A number of the options implemented by Connelly and her colleagues involved the “flipped classroom,” including replacing a traditional final with a “signature assignment”—low-stakes work throughout the semester that builds up to a final project.

“For my class it centered around thinking like a scientist—building out ideas in written, oral, and expressive ways,” she said. “These projects are far more telling of knowledge gain and you can see the transformation in the students’ work over the course of the semester. This has translated very well to online and has allowed us to do things like online presentation sessions and group feedback on work—something that is actually harder to do in-person than online.”

This fall, Connelly noted, will see the addition of more “slightly off-topic” videos that she is making to help her students draw new connections. “They will be working with a statistical software package to manipulate big data and explore global environmental and health changes, and they will spend time producing whole class reflection pieces on topics through the use of online white board and note-based spaces. It will be a busy semester for sure.”

“Elvis” in the house

Don Figer, director of RIT’s Future Photon Initiative and the Center for Detectors, said it is important to introduce a bit of levity when it comes to online learning. “One of my first principles is to ensure that the students are in a condition conducive to learning … not full of anxiety,” Figer recalled.

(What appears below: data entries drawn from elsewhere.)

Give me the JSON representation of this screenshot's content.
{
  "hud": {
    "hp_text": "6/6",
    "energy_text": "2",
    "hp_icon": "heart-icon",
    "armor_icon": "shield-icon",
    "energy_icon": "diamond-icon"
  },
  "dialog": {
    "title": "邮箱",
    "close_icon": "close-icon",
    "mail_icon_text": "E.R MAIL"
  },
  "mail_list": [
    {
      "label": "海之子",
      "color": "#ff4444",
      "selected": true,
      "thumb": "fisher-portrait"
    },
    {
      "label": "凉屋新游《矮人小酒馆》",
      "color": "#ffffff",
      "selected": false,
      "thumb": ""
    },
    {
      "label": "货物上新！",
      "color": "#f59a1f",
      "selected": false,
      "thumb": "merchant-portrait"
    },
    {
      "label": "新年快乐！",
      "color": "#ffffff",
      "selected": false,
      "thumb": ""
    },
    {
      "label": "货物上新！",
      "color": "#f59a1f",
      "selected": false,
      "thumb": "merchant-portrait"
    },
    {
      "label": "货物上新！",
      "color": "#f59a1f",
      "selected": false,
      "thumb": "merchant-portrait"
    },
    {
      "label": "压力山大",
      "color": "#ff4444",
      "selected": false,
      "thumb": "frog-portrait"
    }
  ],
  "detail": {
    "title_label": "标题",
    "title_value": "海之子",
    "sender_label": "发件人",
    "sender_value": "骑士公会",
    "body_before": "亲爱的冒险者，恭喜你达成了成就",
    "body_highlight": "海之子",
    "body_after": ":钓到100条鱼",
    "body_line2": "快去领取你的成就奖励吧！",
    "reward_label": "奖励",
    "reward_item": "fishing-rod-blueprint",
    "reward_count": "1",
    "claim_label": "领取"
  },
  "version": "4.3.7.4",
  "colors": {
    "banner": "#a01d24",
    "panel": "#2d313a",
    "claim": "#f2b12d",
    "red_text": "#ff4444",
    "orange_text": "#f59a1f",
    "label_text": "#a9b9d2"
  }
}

Among the “icebreakers” the College of Science professor employed for the 34 students in his university astronomy class were “light-hearted performances” at the beginning of each lecture, including Figer impersonating Elvis Presley and Mr. Rogers.

“I wanted the students to feel that they had some ‘control’ in a world in which it seemed that they had lost it,” Figer said. “I even let them choose the introductory songs I would play approximately five minutes before each lecture; many students even logged on early to hear those songs.”

Keeping students engaged

Incorporating synchronous content into a largely asynchronous class is among the best practices that Steven Carnovale strived to achieve for his students in Saunders College of Business. The assistant professor plans to offer a live streaming version of his supply chain management/operations and supply chain management class on Zoom this fall that will be made available later as a recording.

“It’s important to hold live office hours and send out regular messages to students, letting them know I’ve been following their posts, or if there is an interesting story that may be relevant to the class,” he added. “In addition, weekly ‘touch base’ video meetings can be helpful as well; anything to keep students engaged.”

“We’ve heard from students—both from the spring semester, and those preparing for fall—that one of their main priorities with remote learning is to be able to connect and engage with faculty consistently and meaningfully,” agreed Thérèse Hannigan, director, RIT Online, and associate professor in the College of Art and Design. “A robust learning experience goes beyond content delivery, and is a social, relational experience. Faculty are responding, and we are collaborating with them to find creative ways—translating their strengths in the classroom to the online environment—to create a rich and interactive online class community.”